Parker Brothers was a pretty solid publisher for the 2600, in my opinion, and Frogger is definitely an excellent example of what they could do. The gameplay is very much like the arcade original, as about all that was missing from this translation was slightly more animated, detailed graphics, and that's about it. The sounds and even the delightful, well-known Frogger tune is even in there (by the way, why the (*#! was this changed for the Gameboy version?). The controls aren't bad overall, although sometimes it seems that your frog, at times, jumps a space or two ahead when you only meant to move him up ONCE -- which usually leads to a disastrous effect -- but hey, what's a game where you can't blame the controls occasionally anyway? :) Plus you can make the game easier or more challenging by flipping the difficulty switch, which can allow your frog to go past the edge of the screen in the pond section without becoming a part of the menu (i. e. frog legs) at the local restaurant.
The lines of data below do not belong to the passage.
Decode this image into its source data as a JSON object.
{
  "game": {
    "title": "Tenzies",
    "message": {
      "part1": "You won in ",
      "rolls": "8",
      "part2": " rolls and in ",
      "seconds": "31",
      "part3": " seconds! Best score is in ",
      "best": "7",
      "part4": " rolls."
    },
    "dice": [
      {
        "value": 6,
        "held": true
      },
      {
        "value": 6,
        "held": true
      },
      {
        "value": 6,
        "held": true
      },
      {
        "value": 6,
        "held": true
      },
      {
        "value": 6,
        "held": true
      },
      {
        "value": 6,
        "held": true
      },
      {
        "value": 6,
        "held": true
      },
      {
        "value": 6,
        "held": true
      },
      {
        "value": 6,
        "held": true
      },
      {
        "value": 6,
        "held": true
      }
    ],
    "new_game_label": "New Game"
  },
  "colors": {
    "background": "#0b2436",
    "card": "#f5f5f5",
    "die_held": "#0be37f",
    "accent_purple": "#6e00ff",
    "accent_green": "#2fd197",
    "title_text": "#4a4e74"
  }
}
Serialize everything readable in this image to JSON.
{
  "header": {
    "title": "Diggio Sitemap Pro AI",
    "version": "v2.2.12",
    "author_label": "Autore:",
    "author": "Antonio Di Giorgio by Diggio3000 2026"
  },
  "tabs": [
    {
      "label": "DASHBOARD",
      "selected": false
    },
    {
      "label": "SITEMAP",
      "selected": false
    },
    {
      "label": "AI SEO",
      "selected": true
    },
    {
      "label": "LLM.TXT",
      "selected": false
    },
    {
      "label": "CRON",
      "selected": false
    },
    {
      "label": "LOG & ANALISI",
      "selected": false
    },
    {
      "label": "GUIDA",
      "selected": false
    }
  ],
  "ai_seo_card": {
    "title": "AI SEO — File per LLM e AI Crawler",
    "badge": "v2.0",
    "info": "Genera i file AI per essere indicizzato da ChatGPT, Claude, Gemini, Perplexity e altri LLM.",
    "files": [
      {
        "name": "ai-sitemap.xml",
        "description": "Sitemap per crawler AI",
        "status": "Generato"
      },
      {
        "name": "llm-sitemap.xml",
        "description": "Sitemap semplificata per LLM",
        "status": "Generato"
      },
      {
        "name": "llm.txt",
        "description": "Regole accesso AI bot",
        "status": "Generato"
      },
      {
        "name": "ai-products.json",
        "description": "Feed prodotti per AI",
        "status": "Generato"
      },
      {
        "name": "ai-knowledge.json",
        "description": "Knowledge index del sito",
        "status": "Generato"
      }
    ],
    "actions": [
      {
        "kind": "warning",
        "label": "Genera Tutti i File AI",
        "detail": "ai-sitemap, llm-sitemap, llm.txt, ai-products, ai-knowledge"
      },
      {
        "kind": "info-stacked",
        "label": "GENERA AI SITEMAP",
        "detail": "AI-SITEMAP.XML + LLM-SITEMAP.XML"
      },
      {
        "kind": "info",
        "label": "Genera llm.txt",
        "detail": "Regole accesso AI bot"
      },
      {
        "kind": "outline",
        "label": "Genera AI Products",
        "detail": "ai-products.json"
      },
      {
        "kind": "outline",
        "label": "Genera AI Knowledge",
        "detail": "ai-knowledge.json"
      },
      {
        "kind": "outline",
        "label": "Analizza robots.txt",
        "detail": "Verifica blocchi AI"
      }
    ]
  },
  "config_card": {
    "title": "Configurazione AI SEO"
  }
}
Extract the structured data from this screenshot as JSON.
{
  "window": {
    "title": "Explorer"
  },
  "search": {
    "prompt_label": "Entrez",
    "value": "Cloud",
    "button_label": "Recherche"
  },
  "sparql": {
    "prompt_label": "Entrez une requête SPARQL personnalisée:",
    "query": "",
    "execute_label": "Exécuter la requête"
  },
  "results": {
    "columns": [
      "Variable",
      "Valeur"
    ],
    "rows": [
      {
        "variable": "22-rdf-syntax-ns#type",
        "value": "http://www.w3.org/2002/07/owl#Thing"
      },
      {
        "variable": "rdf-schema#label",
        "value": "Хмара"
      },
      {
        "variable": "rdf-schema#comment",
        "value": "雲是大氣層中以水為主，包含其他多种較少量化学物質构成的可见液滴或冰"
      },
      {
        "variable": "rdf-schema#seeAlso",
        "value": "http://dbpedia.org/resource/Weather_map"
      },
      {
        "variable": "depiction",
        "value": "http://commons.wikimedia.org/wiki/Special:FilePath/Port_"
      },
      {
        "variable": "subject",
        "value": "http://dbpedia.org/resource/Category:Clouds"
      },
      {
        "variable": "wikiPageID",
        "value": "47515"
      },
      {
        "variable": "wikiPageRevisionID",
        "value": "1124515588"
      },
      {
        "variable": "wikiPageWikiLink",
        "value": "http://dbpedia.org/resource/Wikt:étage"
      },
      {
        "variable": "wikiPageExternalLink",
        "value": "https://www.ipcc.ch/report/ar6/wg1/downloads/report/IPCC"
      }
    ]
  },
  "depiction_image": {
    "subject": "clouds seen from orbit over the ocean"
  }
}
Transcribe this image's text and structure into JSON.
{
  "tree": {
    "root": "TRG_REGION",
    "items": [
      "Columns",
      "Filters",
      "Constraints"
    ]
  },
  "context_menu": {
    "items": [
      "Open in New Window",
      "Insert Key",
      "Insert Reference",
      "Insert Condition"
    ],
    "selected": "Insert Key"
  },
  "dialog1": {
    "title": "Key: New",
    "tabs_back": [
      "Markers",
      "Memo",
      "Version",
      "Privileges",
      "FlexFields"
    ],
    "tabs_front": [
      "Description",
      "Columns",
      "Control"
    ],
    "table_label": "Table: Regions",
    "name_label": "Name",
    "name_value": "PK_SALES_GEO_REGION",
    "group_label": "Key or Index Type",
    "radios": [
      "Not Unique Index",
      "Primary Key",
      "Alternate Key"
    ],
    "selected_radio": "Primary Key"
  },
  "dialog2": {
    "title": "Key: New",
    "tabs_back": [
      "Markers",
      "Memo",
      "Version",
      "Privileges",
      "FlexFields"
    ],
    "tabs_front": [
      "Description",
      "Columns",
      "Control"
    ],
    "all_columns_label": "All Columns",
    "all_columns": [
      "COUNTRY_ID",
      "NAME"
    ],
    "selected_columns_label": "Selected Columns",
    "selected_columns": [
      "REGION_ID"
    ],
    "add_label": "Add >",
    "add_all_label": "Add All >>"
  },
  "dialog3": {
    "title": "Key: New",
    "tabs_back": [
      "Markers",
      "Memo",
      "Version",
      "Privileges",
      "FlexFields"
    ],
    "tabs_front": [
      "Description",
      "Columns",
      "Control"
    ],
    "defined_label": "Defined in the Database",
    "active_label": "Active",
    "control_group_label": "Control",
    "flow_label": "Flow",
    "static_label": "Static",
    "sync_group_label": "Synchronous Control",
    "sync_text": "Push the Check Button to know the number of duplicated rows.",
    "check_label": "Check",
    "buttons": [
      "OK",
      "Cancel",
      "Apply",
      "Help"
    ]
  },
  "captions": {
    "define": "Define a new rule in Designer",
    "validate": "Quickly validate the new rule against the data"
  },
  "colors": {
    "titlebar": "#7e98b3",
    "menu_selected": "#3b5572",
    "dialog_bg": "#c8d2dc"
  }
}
And a couple of bits of trivia, although most of y'all probably know this stuff anyway, but here goes: One, when the Activision game Freeway came out where you must guide your chicken across several lanes of traffic without getting hit, a lot of people thought legendary game developer David Crane ripped off Frogger, but no, he insists that Freeway was in production before Frogger came out. And two, for some bizarre reason Starpath also made a version of Frogger for the 2600 as well, since Parker Brothers didn't own the magnetic rights to the game, since Starpath's games came out on cassette, which would get me to say "way to [creatively] dodge a lawsuit, Starpath!", but my REAL question is "why?" Why bother with this good enough adaption from Parker Brothers? Who knows, unless Starpath just figured they needed at least one arcade game in their library to help sell their Supercharger product, which was required to play their cassette games.
This is a fun, very decent arcade adaption, and that's pretty high praise, coming from a guy who doesn't really give a care about these slimy amphibians in real life.
Oh, and that reminds me of trivia bit #3: my mom used to own a dog that would eat frogs.